No estado atual das pesquisas fica evidenciado que além do estudo das variáveis estilísticas que caracterizam as diversas tradições rupestres ao longo do tempo e do espaço regional, se faz imprescindível o aporte de novos conhecimentos obtidos com procedimentos científicos confiáveis. Esses procedimentos conduzem pelo rumo da física e da química, da geoarqueologia e da metrologia arqueológica mais que das ciências humanas, onde o desmedido entusiasmo pela compreensão do fenômeno rupestre pode enganar não raramente com explicações infundadas. A utilização de procedimentos de análise cada vez mais seguros, a cronologia relativa através do estudo detalhado das sobreposições e as diferentes composições dos pigmentos utilizados para a confecção dos grafismos rupestres são as novas apartações que, a autora, considera imprescindíveis na preservação e o estudo desses registros rupestres que são Patrimônio Cultural Mundial da Humanidade.
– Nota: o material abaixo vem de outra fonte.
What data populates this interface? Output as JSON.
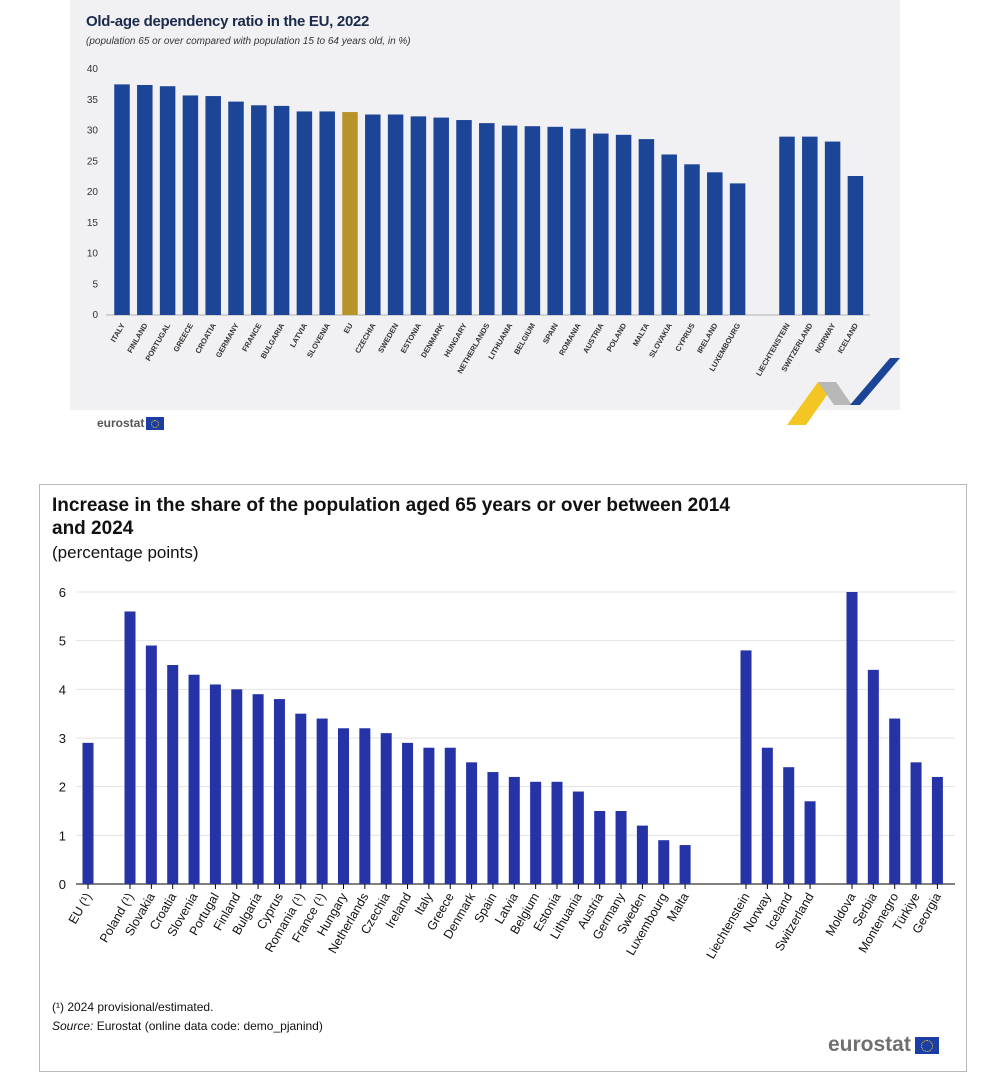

Embora Anne-Marie Pessis informe que o centro do seu trabalho neste livro segue sendo o Parque Nacional da Capivara e o estudo da classe conhecida como Tradição Nordeste, reconhece, nesta segunda edição da obra, que nos anos transcorridos desde a publicação da primeira edição foram pesquisadas com marcada intensidade outras regiões no semiárido nordestino onde foi possível registrar um número suficiente de sítios que permitiram inferir um universo rupestre diferente em amplas áreas do vale médio do São Francisco, aparentado com as tradições rupestres do alto São Francisco de Minas Gerais e com a tradição Agreste de Pernambuco. Paralelamente, a descoberta de abrigos pintados no Parque Nacional Serra das Confusões, situado também no SE do Piauí a 60 km do Parque Nacional Serra da Capivara nos sugere a possibilidade de que a dispersão da Tradição Nordeste seguiu rotas diferentes às das populações da grande bacia sanfraciscana, cujos remanescentes mais afastados podem ter-se refugiado nas brenhas da Serra das Confusões.
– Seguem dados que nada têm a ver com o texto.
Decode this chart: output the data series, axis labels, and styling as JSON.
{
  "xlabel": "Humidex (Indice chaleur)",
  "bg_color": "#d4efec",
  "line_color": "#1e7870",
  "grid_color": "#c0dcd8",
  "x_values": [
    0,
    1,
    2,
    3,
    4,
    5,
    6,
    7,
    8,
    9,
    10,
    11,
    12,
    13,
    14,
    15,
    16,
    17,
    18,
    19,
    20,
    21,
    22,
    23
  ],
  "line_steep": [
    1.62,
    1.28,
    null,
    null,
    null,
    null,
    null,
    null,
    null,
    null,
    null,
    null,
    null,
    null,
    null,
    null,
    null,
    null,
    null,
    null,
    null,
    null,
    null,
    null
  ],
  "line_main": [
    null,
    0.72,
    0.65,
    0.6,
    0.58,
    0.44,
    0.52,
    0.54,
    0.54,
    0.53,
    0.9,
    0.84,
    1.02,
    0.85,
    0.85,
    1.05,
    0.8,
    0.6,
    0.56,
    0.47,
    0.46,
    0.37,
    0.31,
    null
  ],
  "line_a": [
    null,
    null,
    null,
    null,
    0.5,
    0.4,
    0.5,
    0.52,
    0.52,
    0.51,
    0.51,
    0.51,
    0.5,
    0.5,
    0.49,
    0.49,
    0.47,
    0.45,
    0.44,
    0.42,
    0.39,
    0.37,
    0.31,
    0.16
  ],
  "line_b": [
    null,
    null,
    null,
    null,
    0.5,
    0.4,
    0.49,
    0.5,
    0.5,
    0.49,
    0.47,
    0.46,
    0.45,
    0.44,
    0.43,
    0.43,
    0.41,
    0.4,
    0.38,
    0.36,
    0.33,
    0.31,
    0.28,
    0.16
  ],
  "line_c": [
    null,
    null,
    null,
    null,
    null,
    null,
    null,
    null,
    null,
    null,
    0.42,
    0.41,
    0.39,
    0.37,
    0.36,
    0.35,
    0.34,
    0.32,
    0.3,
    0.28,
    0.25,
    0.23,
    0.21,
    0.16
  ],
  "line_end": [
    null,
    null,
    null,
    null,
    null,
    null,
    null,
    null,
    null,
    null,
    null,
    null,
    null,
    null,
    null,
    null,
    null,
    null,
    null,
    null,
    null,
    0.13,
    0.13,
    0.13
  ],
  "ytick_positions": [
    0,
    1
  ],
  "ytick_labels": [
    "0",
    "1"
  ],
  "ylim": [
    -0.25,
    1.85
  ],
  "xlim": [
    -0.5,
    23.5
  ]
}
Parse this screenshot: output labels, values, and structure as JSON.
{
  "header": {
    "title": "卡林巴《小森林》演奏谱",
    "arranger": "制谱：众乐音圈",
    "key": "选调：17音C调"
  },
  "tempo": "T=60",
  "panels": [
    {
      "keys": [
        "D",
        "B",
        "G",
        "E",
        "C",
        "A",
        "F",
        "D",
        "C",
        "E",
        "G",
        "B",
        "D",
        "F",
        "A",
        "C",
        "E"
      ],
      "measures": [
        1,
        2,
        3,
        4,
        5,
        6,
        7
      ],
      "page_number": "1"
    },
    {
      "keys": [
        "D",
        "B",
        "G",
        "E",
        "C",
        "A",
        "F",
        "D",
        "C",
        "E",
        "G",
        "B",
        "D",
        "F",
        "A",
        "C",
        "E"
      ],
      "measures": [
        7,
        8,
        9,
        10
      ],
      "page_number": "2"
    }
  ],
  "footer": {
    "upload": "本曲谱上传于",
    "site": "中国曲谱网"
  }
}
A confiabilidade nas interpretações arqueológicas dos registros rupestres da pré-história é tema sempre presente nesta e noutras obras de Anne-Marie Pessis, na procura do conhecimento dos diferentes perfis gráficos e de sua contribuição às reconstruções pré-históricas, mas sem concessões a interpretações subjetivas e muito menos fantasiosas do fenômeno rupestre. Para a autora, os registros rupestres precisam ser tratados como mais um elemento da base de dados das pesquisas arqueológicas e submetidos aos mesmos procedimentos de pesquisa aplicados a todos os vestígios arqueológicos. Em outros termos, para que exista a confiabilidade mínima em qualquer interpretação, é necessário o fundamento fatual que apresente o benefício da prova. Os grafismos realizados sobre um
suporte rochoso são o produto final de uma prática milenar, resultado da acumulação de imagens realizadas quase sempre em períodos que ignoramos. Entre uma imagem e outra, desconhecemos o tempo que decorreu, assim como as diferentes autorias. Portanto, é necessário aplicar um procedimento de segregação de conjuntos gráficos para fundamentar e delimitar as unidades de análise.

O livro Imagens de Pré-história demonstra, também, um esforço inovador na compreensão do imaginário visual das sociedades indígenas brasileiras com uma abordagem teórica que conduz a análises rigorosas das imagens rupestres da pré-história.